ORIGINAL FRENCH ARTICLE: Libye. L’idée d’armer les insurgés ne fait pas l’unanimité
by Hassane Zerrouky
Translated Wednesday 6 April 2011, by Gene Zbikowskiand reviewed by
The furnishing of arms to the Libyan opposition is running up against the refusal of many member countries of the international coalition.
In London on March 29, the contact group (the European Union, NATO, the United States, the United Nations and some Arab countries, but without Egypt, which was absent) paid lip service to unity in the face of Muammar Qaddafi. The Libyan dictator must go, they announced. But how? There’s the rub.
On the ground, in effect, despite the air strikes, the insurgents are having a hard time holding their positions. “Nothing is definite,” a diplomat in London said in a sorry tone. So Qaddafi remains at the center of the game. To unblock the problem, Paris says it is ready to enter discussions with its allies on the subject of military aid to the insurgents. This solution, which Italy describes as “an extreme measure,” runs up against a lot of reticence, beginning with NATO general secretary Fogh Rasmussen, a Dane, who feels that the operation in Libya was prepared to protect the population, not to arm it!
Russia is warning the Western countries against arming the insurgents. The same goes for Norway, Denmark, and Belgium, although they are members of the international coalition. Germany and Turkey, as is known, are opposed to any military intervention. Finally, Chinese president Hu Jintao, who received French president Nicolas Sarkozy on his visit to China, warned that “the goal of the resolution (number 1973) is to stop the violence and to protect civilians,” but that “if military actions prove disastrous for innocent civilians and aggravate the humanitarian crisis, this could violate the original intention of the Security Council resolution.”

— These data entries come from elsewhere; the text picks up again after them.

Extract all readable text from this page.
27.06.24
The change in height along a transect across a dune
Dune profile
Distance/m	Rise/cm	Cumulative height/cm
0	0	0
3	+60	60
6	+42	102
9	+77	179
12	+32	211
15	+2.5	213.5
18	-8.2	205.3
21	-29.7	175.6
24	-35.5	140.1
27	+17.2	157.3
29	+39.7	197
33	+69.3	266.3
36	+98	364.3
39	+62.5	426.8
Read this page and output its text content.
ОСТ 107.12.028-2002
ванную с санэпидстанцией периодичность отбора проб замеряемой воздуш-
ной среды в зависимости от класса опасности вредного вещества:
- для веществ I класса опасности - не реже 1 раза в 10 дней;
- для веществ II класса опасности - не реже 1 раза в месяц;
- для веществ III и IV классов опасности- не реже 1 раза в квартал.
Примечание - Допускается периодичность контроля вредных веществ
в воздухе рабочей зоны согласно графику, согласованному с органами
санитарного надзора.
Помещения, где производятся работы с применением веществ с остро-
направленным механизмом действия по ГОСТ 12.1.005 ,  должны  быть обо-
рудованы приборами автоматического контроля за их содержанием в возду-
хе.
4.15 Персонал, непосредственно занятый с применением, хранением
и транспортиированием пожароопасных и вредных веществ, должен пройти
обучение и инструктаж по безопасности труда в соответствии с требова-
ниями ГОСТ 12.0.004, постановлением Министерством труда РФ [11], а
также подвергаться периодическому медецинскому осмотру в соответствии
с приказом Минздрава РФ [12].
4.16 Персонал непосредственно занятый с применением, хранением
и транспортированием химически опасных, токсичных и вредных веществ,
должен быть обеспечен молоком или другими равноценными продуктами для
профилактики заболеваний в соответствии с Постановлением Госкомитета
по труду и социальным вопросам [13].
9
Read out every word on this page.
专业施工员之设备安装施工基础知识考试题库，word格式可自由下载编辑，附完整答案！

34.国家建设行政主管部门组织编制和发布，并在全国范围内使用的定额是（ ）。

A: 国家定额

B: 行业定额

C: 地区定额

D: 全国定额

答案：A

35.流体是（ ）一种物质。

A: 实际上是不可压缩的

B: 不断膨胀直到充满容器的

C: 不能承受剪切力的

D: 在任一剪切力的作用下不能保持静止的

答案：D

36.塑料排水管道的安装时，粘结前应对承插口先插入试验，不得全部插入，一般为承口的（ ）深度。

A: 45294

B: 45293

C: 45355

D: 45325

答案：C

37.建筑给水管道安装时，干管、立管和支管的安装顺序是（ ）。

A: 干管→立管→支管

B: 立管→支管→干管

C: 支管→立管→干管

As for Barack Obama, he is carefully staying vague on the question. He has not excluded arming the Libyan insurgents, but he does not say that "this is going to happen," either. In fact, the Pentagon, which has admitted that it “does not know much” about the Libyan rebels, suspects that Al-Qaida activists are mixed in with them.
This is a fact that is admitted, even by NATO observers – elements of the GICL (Islamic Group for Combat and Liberation, which is affiliated with AQMI) and the Islamic party Ouma are fighting in the ranks of the insurgents. In a movement that is as heterogeneous as the Libyan “revolutionaries,” the Islamists do not, indeed, have any problem circulating!